Giving thanks for the global church

As people in the United States prepare to celebrate Thanksgiving, we mark an encounter between immigrant and indigenous groups on this continent.

The traditional history tells us of the Pilgrims in New England meeting the Wampanoag people, who helped save them from starvation. While that story is only one picture of European-indigenous relationships — many others were characterized by violence and oppression — there is also a lesson about the power of cultures meeting.

As learning from a new culture allowed European colonists in New England to survive, so cross-cultural relations today are helping Anabaptist beliefs survive in a globalized world.

One crucible for the multicultural Anabaptist church today is Paraguay. Russian German Mennonites settled there in the 1920s and ’30s, after Paraguay offered religious and educational freedom, and farmland in the Chaco, an arid region.

Some had left Canada because of restrictions on their German-language schools and questions about their refusal to serve in the military, establishing Menno Colony in the Chaco in 1927. Other Mennonites arrived from Russia with the help of Mennonite Central Committee, establishing Fernheim Colony in the Chaco in 1930.

From those German-ancestry groups, Mennonite churches in Paraguay have grown to include people of mestizo, or Spanish and indigenous, descent as well as members of a number of indigenous groups through mission work, service and living as neighbors. Fernheim colony and churches in Asunción have a variety of relationships among the groups, said Alfred Neufeld, a theologian and author, as well as a lead planner of the Mennonite World Conference assembly in Paraguay in July.

Coming from that context, Neufeld wrote What We Believe Together, a commentary on the 2006 Shared Convictions document by MWC’s General Council.

The commentary is an aid to new Mennonites who are learning for the first time about an Anabaptist perspective on Christianity. The book also provides an opportunity for people who grew up in Mennonite families to consider why they became and remain members of the church.

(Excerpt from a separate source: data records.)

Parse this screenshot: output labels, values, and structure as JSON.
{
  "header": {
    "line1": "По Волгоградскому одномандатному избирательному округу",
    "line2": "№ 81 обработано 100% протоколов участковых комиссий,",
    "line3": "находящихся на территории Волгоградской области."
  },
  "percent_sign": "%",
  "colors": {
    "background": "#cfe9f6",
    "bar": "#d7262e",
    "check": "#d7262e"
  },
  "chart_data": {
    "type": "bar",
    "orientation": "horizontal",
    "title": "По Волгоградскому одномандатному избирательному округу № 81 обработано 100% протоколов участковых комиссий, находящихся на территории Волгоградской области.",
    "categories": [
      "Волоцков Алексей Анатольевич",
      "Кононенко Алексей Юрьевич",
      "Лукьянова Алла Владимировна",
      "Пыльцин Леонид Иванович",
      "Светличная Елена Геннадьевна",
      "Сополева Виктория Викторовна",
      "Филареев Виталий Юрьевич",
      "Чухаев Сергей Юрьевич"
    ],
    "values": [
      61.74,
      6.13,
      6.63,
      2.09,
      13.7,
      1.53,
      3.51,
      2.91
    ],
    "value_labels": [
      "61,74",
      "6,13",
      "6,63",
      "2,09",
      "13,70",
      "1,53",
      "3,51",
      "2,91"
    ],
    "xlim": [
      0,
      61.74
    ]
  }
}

What We Believe Together could also be fodder for healthy theological debates in each Mennonite denomination, and between members of different denominations. From a core of shared beliefs, we can be more free to have the kind of discourse that helps us clarify our beliefs as denominations, congregations and individuals.

We can agree that “[t]o be different from the world, we need to entrust all areas of our lives to God,” as Neufeld writes, while exploring why some Anabaptists believe being different from the world has more to do with plain dress while others believe it has more to do with active peacemaking.

We do not need to agree on every issue to be part of the same global family of faith. The lesson of affirming common values while respecting differences is one many of us have learned from our own families, especially when we gather on the holidays.

This Thanksgiving, let us reflect with gratitude on how the cross-cultural encounters in our global family of faith encourage and challenge us to grow in our understanding of what it means to be disciples of Christ.